You quote the the abolition of slavery. The long campaign was led by William Wilberforce. Even tho' he was an independent MP, his personal leaning was to the right and he was a lifelong friend and confidant of Pitt the Younger. His motlvation stemmed from religious belief, not political considerations.
Similarly, the greatest, perhaps, British reformer in the 19th century was the Earl of Shaftesbury with a hugely varied string of reforms from Factory Acts to the treatment of mental health. He was absolutely a Tory.
As for Homosexuality, you have to go back to the Spectator magazine in the early 50s for the first, and relentless, campaign for legalisation.
The editor was Iain Gilmour, a tory. That mag has a long tradition of supporting reform from a position on the radical right. See, eg, its support for the The Tolpuddle Martyrs.
Everybody wants to be associated with great social reform, but you should not swallow myths and propaganda, but rather study the facts.
And you should study my post.
I stated that the exception to the rule was the decriminalisation of homosexuality. Homosexuality, unlike grinding poverty and inherited wealth, is a state of being that pays no mind to social class or status.
You're right, Wilberforce, despite being an independent MP, was deeply conservative when it came to challenges to the existing political and social order. He advocated change in society through Christianity and improvement in morals, education and religion, he was an evangelical Christian, it was from these foundations that the campaign for the abolition of slavery was rooted. Similarly he founded the Society for the Suppression of Vice as a remedy for the rising tide of immorality.The proclamation setting the society up commanded the prosecution of those guilty of "excessive drinking, blasphemy, profane swearing and cursing, lewdness, profanation of the Lord's Day, and other dissolute, immoral, or disorderly practices".
Wilberforce's involvement in the abolition movement was motivated by a desire to put his Christian principles into action and to serve God in public life. He and other evangelicals were horrified by what they perceived was a depraved and un-Christian trade, and the greed and avarice of the owners and traders. Wilberforce sensed a call from God, writing in a journal entry in 1787 that "God Almighty has set before me two great objects, the suppression of the Slave Trade and the Reformation of Manners (moral values).

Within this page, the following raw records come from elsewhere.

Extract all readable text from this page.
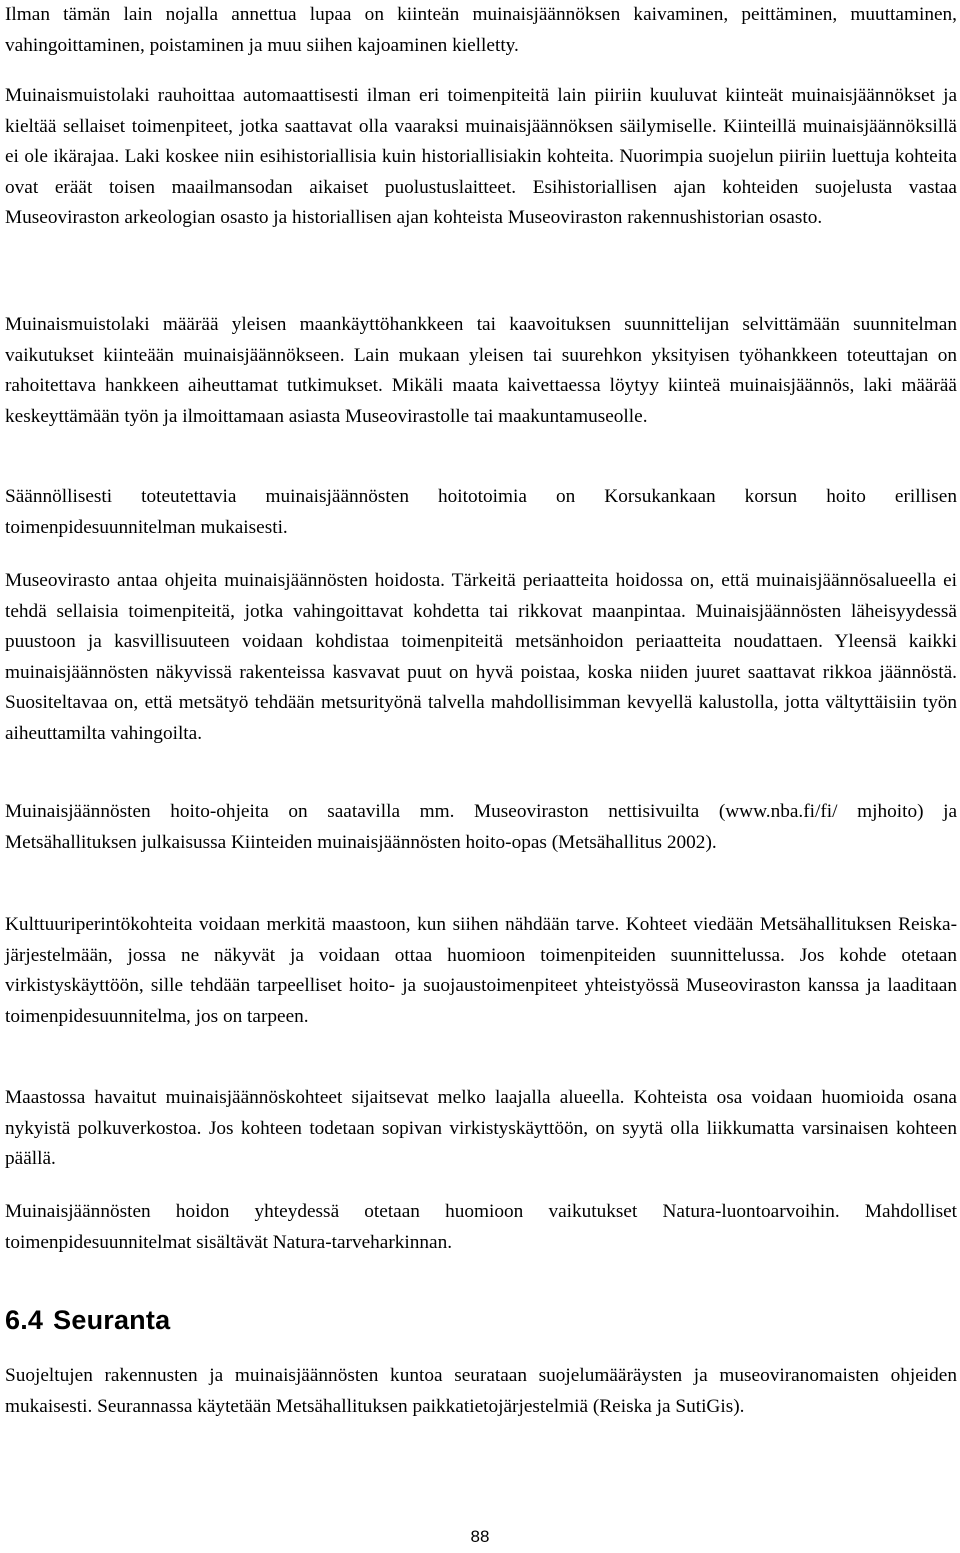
Ilman tämän lain nojalla annettua lupaa on kiinteän muinaisjäännöksen kaivaminen, peittäminen, muuttaminen, vahingoittaminen, poistaminen ja muu siihen kajoaminen kielletty.

Muinaismuistolaki rauhoittaa automaattisesti ilman eri toimenpiteitä lain piiriin kuuluvat kiinteät muinaisjäännökset ja kieltää sellaiset toimenpiteet, jotka saattavat olla vaaraksi muinaisjäännöksen säilymiselle. Kiinteillä muinaisjäännöksillä ei ole ikärajaa. Laki koskee niin esihistoriallisia kuin historiallisiakin kohteita. Nuorimpia suojelun piiriin luettuja kohteita ovat eräät toisen maailmansodan aikaiset puolustuslaitteet. Esihistoriallisen ajan kohteiden suojelusta vastaa Museoviraston arkeologian osasto ja historiallisen ajan kohteista Museoviraston rakennushistorian osasto.

Muinaismuistolaki määrää yleisen maankäyttöhankkeen tai kaavoituksen suunnittelijan selvittämään suunnitelman vaikutukset kiinteään muinaisjäännökseen. Lain mukaan yleisen tai suurehkon yksityisen työhankkeen toteuttajan on rahoitettava hankkeen aiheuttamat tutkimukset. Mikäli maata kaivettaessa löytyy kiinteä muinaisjäännös, laki määrää keskeyttämään työn ja ilmoittamaan asiasta Museovirastolle tai maakuntamuseolle.

Säännöllisesti toteutettavia muinaisjäännösten hoitotoimia on Korsukankaan korsun hoito erillisen toimenpidesuunnitelman mukaisesti.

Museovirasto antaa ohjeita muinaisjäännösten hoidosta. Tärkeitä periaatteita hoidossa on, että muinaisjäännösalueella ei tehdä sellaisia toimenpiteitä, jotka vahingoittavat kohdetta tai rikkovat maanpintaa. Muinaisjäännösten läheisyydessä puustoon ja kasvillisuuteen voidaan kohdistaa toimenpiteitä metsänhoidon periaatteita noudattaen. Yleensä kaikki muinaisjäännösten näkyvissä rakenteissa kasvavat puut on hyvä poistaa, koska niiden juuret saattavat rikkoa jäännöstä. Suositeltavaa on, että metsätyö tehdään metsurityönä talvella mahdollisimman kevyellä kalustolla, jotta vältyttäisiin työn aiheuttamilta vahingoilta.

Muinaisjäännösten hoito-ohjeita on saatavilla mm. Museoviraston nettisivuilta (www.nba.fi/fi/ mjhoito) ja Metsähallituksen julkaisussa Kiinteiden muinaisjäännösten hoito-opas (Metsähallitus 2002).

Kulttuuriperintökohteita voidaan merkitä maastoon, kun siihen nähdään tarve. Kohteet viedään Metsähallituksen Reiska-järjestelmään, jossa ne näkyvät ja voidaan ottaa huomioon toimenpiteiden suunnittelussa. Jos kohde otetaan virkistyskäyttöön, sille tehdään tarpeelliset hoito- ja suojaustoimenpiteet yhteistyössä Museoviraston kanssa ja laaditaan toimenpidesuunnitelma, jos on tarpeen.

Maastossa havaitut muinaisjäännöskohteet sijaitsevat melko laajalla alueella. Kohteista osa voidaan huomioida osana nykyistä polkuverkostoa. Jos kohteen todetaan sopivan virkistyskäyttöön, on syytä olla liikkumatta varsinaisen kohteen päällä.

Muinaisjäännösten hoidon yhteydessä otetaan huomioon vaikutukset Natura-luontoarvoihin. Mahdolliset toimenpidesuunnitelmat sisältävät Natura-tarveharkinnan.

6.4 Seuranta

Suojeltujen rakennusten ja muinaisjäännösten kuntoa seurataan suojelumääräysten ja museoviranomaisten ohjeiden mukaisesti. Seurannassa käytetään Metsähallituksen paikkatietojärjestelmiä (Reiska ja SutiGis).

88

Clearly Wilberforce was no socialist, but does he stem from the liberal progressive wing of politics? I think I have to agree with you he does not. Social reform, brought about by adherence to a religion is not exactly common, but good works is, and it was a desire to do right by all gods creatures that motivated Wilberforce and that's why, in addition to his work on slavery and loose morals, he had a hand in the foundation of the RSPCA.

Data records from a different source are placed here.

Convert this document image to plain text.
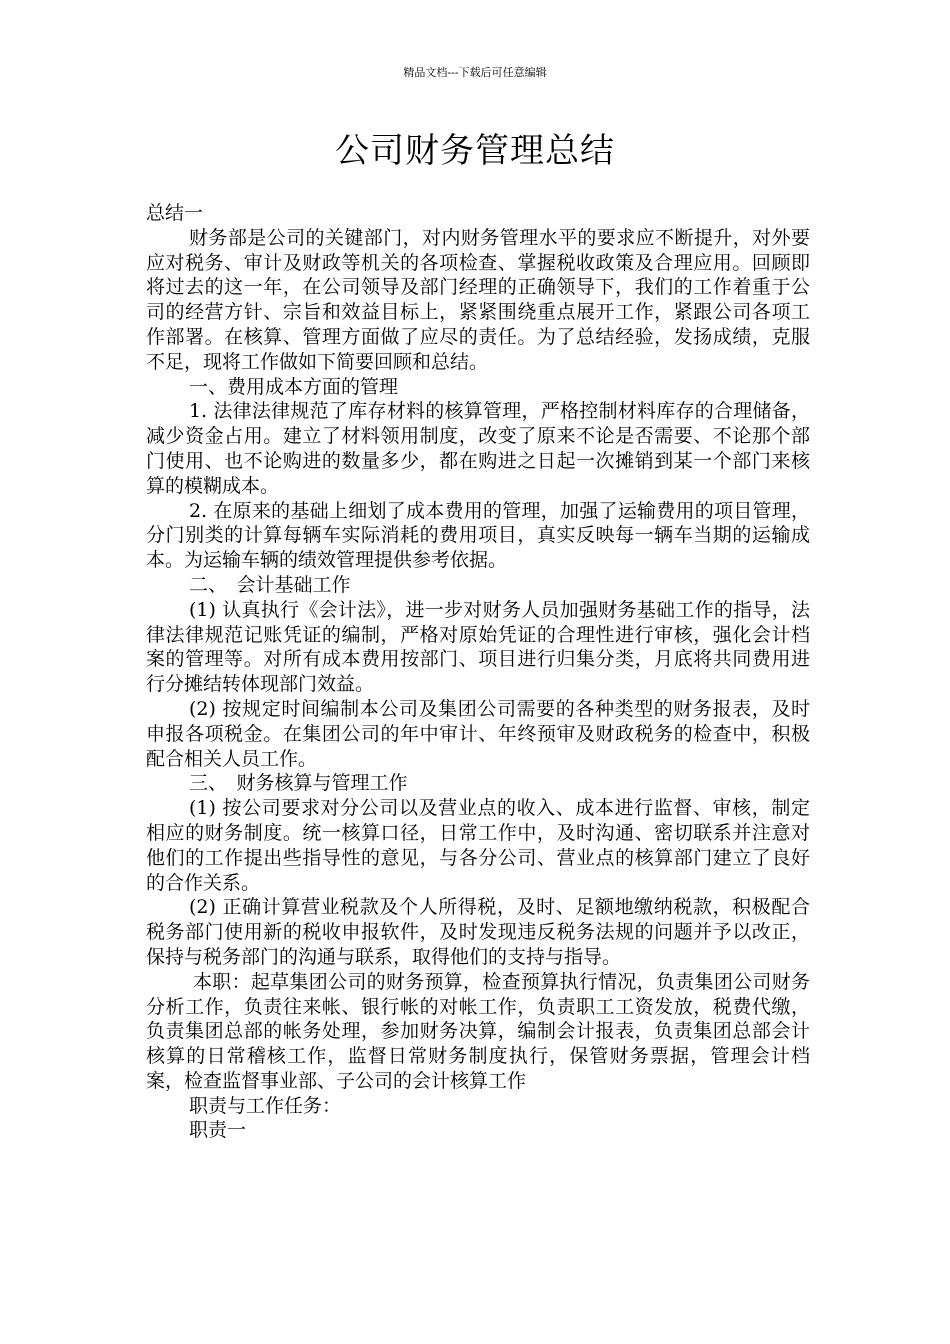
精品文档---下载后可任意编辑
公司财务管理总结

总结一

财务部是公司的关键部门，对内财务管理水平的要求应不断提升，对外要应对税务、审计及财政等机关的各项检查、掌握税收政策及合理应用。回顾即将过去的这一年，在公司领导及部门经理的正确领导下，我们的工作着重于公司的经营方针、宗旨和效益目标上，紧紧围绕重点展开工作，紧跟公司各项工作部署。在核算、管理方面做了应尽的责任。为了总结经验，发扬成绩，克服不足，现将工作做如下简要回顾和总结。

一、费用成本方面的管理

1. 法律法律规范了库存材料的核算管理，严格控制材料库存的合理储备，减少资金占用。建立了材料领用制度，改变了原来不论是否需要、不论那个部门使用、也不论购进的数量多少，都在购进之日起一次摊销到某一个部门来核算的模糊成本。

2. 在原来的基础上细划了成本费用的管理，加强了运输费用的项目管理，分门别类的计算每辆车实际消耗的费用项目，真实反映每一辆车当期的运输成本。为运输车辆的绩效管理提供参考依据。

二、　会计基础工作

(1) 认真执行《会计法》，进一步对财务人员加强财务基础工作的指导，法律法律规范记账凭证的编制，严格对原始凭证的合理性进行审核，强化会计档案的管理等。对所有成本费用按部门、项目进行归集分类，月底将共同费用进行分摊结转体现部门效益。

(2) 按规定时间编制本公司及集团公司需要的各种类型的财务报表，及时申报各项税金。在集团公司的年中审计、年终预审及财政税务的检查中，积极配合相关人员工作。

三、　财务核算与管理工作

(1) 按公司要求对分公司以及营业点的收入、成本进行监督、审核，制定相应的财务制度。统一核算口径，日常工作中，及时沟通、密切联系并注意对他们的工作提出些指导性的意见，与各分公司、营业点的核算部门建立了良好的合作关系。

(2) 正确计算营业税款及个人所得税，及时、足额地缴纳税款，积极配合税务部门使用新的税收申报软件，及时发现违反税务法规的问题并予以改正，保持与税务部门的沟通与联系，取得他们的支持与指导。

本职：起草集团公司的财务预算，检查预算执行情况，负责集团公司财务分析工作，负责往来帐、银行帐的对帐工作，负责职工工资发放，税费代缴，负责集团总部的帐务处理，参加财务决算，编制会计报表，负责集团总部会计核算的日常稽核工作，监督日常财务制度执行，保管财务票据，管理会计档案，检查监督事业部、子公司的会计核算工作

职责与工作任务：

职责一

As for various reforms in the Victorian period, they were, for the most part, motivated by either Christian virtue, self serving philanthropy, political necessity or common sense. I would argue that none of these reforms were motivated by right wing ideology, even if their advocates might have been conservatives.
The example I use for a conundrums like this is Lyndon Johnson. Lyndon Johnson was the most progressive post war US President, the list of groundbreaking progressive policies he championed is breathtaking, yet he was not himself a progressive and pursued the Vietnam war with vigour.
Johnson's politics was informed by his experiences with the pitifully poor in his youth, hence he had a burning desire to address their condition. He was a ruthless politician, smart enough to know which way the wind was blowing, and most importantly,Vietnam notwithstanding, he had the strength to know when something just made sense.